Que la tristeza no le afecte

Tania Romero

Agencia Reforma

MÉXICO, DF .- Notarse más apáticos, desinteresados en el estudio o que empiecen a tener conflictos con sus compañeros son cambios en el comportamiento que algunos niños muestran cuando una situación familiar los afecta, comenta Kenia Uribe, psicóloga del área de sicopedagogía de primaria del Colegio Williams.

“Normalmente les es difícil comunicar o expresar lo que sienten, empiezan a mostrarse muy reservados. Esto depende de cada niño y sí repercute en su rendimiento porque, si tienen conflicto con sus compañeros, su calificación de conducta baja, o si no están atentos a la clase, no traen tareas”, explica.

El divorcio de los papás o la muerte de un familiar cercano son algunas de las situaciones más recurrentes que provocan estos cambios. “A veces llegan a la escuela angustiados, no quieren separarse de los papás”, menciona.
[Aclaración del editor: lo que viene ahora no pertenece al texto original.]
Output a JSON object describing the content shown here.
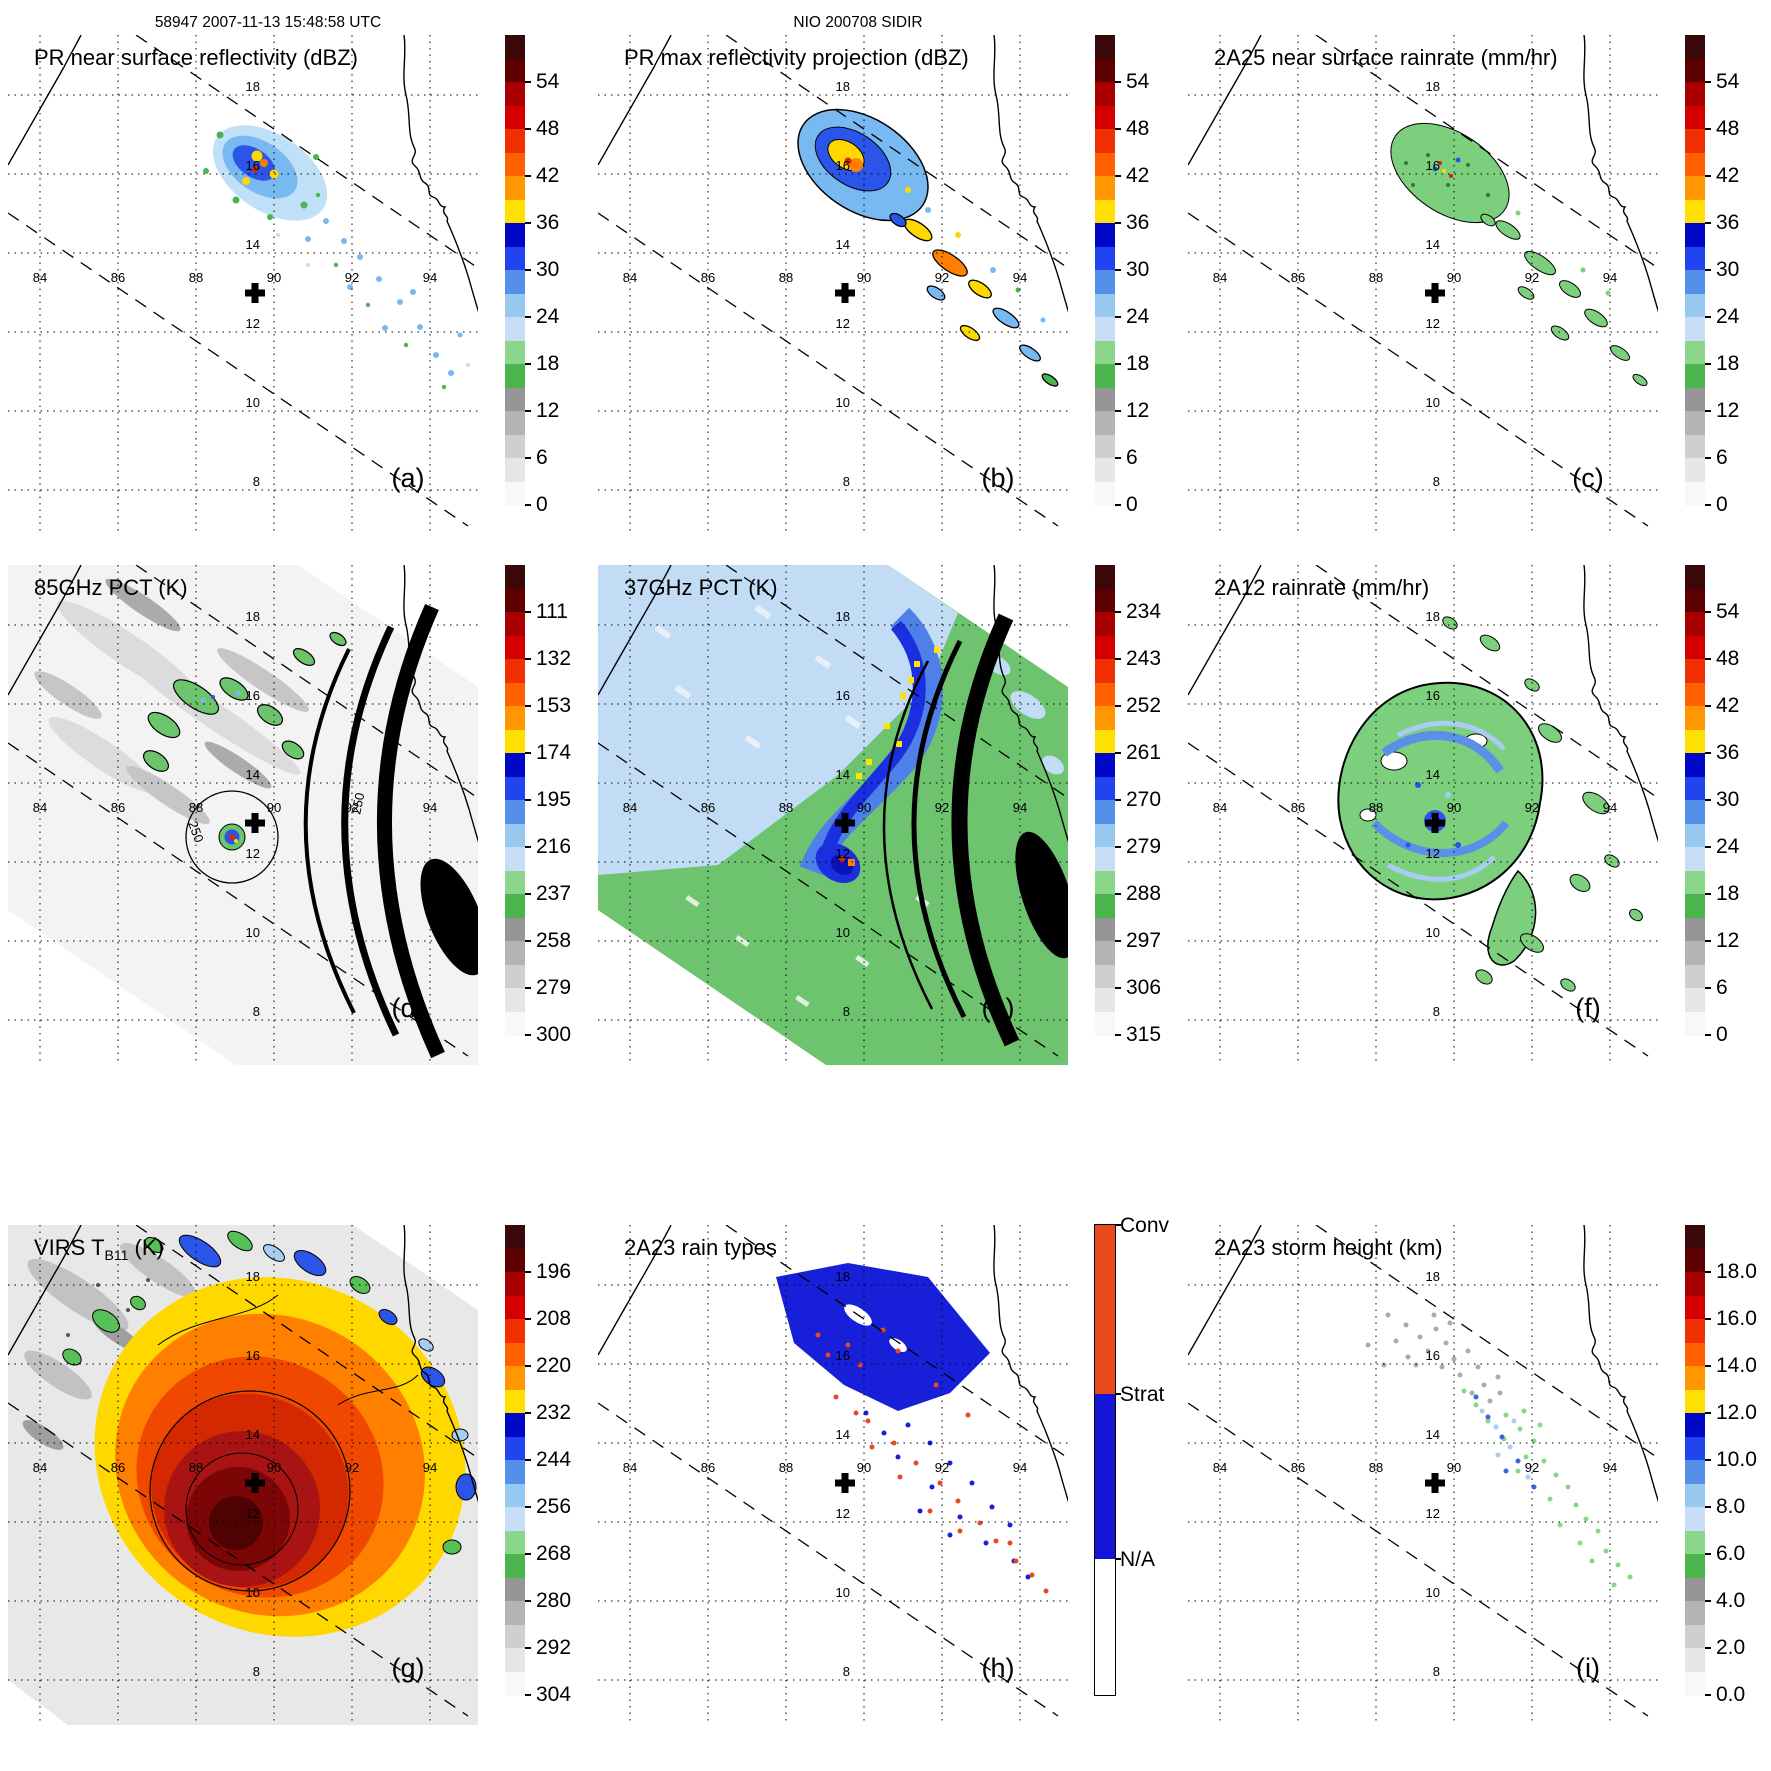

“Otro síntoma es que muestran retrocesos en su proceso de aprendizaje, a lo mejor un niño de primer año que ya estaba escribiendo regresa a que se le dificulta el trazo de las letras o las invierte”.

Estos cambios, aclara, suelen ser temporales, y con apoyo de los padres, maestros y especialistas, pueden retomar sus actividades.

Gabriela Esponda, psicóloga especialista en terapia familiar, explica que la mayoría de niños sufren profundamente el divorcio de sus padres porque pierden su rutina y la estabilidad. “El divorcio lleva a que se rompa la estabilidad y también las tradiciones familiares, como el Día de la Madre o el Padre, eventos importantes porque les generan raíces y sentimientos de pertenencia a la familia”, indica. “Entonces el niño empieza a preocuparse y preguntarse: ‘Si mis papás ya no se quieren, ¿me van a seguir queriendo?’, ‘¿Quien me va a cuidar?’”.

Advierte que algunos pequeños disfrazan su enojo, pero si no se aborda adecuadamente, puede traer repercusiones posteriores. “Se hacen sumisos, callados, para no causar problemas, son los niños que ‘llevan la música por dentro’ y en su adolescencia sacan esas cosas”, sostiene.

¿Qué hacer?

• Evitar cambios en la rutina de los niños.

“Muchos papás se divorcian, se mudan y cambian a los hijos de escuela. Sin embargo, lo ideal es cuando menos en un año, que no haya cambios, que no dejen las clases de natación, de karate”.

•Negociar las calificaciones.

“Cuando estás triste no puedes concentrarte. Por ello, exigirle buenas calificaciones es un poco injusto, pero tampoco puedes dejar que se vaya en picada y empiece a reprobar el año. Tendría que haber una negociación, ‘no te pido 9.0, pero por favor 7.0, mínimo 6.0”.

•Enseñales a hablar de sus emociones.

“Pueden ayudarlos con metáforas como, ¿lo que sientes se parece a cuando te caíste y te pegaste en la cabeza?”.

•Algo fundamental, aconseja, es que los papás recurran a terapia.

La separación o la muerte de un ser querido implica cambios importantes en sus vidas, procesos que deben sanar para estar listos, nuevamente, para cuidar y educar a sus hijos.

Kenia Uribe sugiere notificar a la escuela cuando están viviendo algún conflicto familiar, para que los profesores y psicólogos estén atentos a cualquier cambio en su comportamiento. “Es importante que le den tiempo al niño, porque a veces los papás están angustiados por la situación e intentan resolverla de muchas maneras, a veces erróneas, como consentirlos. Y, sin notarlo, no le permiten que fluya el proceso”.